Création chorégraphique, statut social et notion de personne dans le Sénégal urbain

  • Helene Neveu Kringelbach, anthropologue, chercheur associée au Centre d’Etudes africaines, Université d’Oxford

En milieu wolof, au Sénégal, la danse fait partie intégrante des moments importants de la vie, des cérémonies familiales aux réunions entre femmes, fêtes de quartier et pratiques thérapeutiques. Pourtant, danser en public n’est une activité considérée comme convenable que lorsqu’elle est pratiquée dans certains contextes sociaux et par certaines catégories de personnes. En effet, historiquement, la performance musicale et chorégraphique en public est considérée comme étant du domaine des griots (géwël) et d’autres catégories héréditaires d’artisans, pour lesquels on utilise le terme « castés » (ñeeño). Ces catégories sont perçues comme possédant des capacités innées pour la danse et la musique. Leur performance, qui se doit d’être rémunérée, est essentielle pour préserver la vitalité de la communauté et valider le statut des personnes de statut « libre  » (géér). Pour les autres, la danse se doit d’être restreinte au contexte des cérémonies familiales, des réunions d’associations féminines ou des fêtes de quartier (pour les jeunes), sous peine de mettre en jeu le statut moral des participants. D’autre part, pour les personnes de statut « libre  », le mouvement dansé doit apparaître contrôlé, afin de refléter la réserve associée à ce statut. Lorsque le mouvement déborde et que les participants se laissent aller au plaisir de la danse, parfois de manière très sexualisée, l’on explique alors le débordement comme ayant une origine extérieure à l’individu.

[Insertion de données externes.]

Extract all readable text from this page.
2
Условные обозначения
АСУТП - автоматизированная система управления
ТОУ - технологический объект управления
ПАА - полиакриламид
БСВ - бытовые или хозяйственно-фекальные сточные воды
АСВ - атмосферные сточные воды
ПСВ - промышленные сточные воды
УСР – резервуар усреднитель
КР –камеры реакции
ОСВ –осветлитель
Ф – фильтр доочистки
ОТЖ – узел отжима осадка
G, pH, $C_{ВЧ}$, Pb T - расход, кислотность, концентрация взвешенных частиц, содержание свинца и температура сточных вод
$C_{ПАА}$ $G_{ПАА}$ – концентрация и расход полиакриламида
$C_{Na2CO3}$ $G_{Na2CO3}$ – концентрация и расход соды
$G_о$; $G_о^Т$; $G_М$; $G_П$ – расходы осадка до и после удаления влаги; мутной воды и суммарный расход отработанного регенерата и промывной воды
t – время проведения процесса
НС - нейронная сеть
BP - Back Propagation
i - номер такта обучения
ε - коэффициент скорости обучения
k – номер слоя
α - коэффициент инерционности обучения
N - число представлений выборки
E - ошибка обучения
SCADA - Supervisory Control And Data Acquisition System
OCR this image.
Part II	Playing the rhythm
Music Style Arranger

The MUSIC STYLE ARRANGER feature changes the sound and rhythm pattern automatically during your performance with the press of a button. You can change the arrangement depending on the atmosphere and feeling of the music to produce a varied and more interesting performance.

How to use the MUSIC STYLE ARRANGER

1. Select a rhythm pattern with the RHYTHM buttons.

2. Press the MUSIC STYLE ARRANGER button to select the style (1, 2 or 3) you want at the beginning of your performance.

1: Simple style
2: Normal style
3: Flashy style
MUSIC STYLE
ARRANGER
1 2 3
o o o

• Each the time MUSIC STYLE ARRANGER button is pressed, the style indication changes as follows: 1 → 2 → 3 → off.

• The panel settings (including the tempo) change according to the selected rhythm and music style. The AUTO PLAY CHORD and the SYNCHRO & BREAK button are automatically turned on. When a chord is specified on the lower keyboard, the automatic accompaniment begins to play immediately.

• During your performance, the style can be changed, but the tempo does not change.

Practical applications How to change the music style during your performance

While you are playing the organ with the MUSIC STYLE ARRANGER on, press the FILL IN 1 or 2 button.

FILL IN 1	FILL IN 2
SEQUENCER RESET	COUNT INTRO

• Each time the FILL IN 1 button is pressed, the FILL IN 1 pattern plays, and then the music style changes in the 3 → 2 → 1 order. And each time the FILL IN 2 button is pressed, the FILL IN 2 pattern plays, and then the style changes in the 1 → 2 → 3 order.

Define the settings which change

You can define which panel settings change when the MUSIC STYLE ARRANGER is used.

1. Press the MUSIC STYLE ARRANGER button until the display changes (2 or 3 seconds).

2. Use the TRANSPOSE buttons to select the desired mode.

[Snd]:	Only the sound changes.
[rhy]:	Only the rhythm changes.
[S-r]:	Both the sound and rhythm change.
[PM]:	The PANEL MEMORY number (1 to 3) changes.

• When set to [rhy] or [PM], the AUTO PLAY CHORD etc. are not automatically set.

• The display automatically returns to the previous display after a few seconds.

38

Dans ce contexte, quelles transformations sociales sont mises en jeu lorsque des jeunes de statut « libre » choisissent de devenir danseurs ? La danse contemporaine, en particulier, exige que les danseurs-chorégraphes soient conscients du processus de création et puissent l’articuler verbalement. La prise de conscience des capacités corporelles qui accompagne la création contemporaine représente alors un changement important dans la perception de l’origine du mouvement et engendre de nouvelles conceptions de la personne, plus valorisantes pour l’individu, mais aussi plus risquées sur le plan moral. L’étude de la danse en milieu urbain au Sénégal permet d’étudier la capacité du spectacle vivant à transformer l’expérience des participants, notamment à travers l’acquisition de nouvelles techniques de création.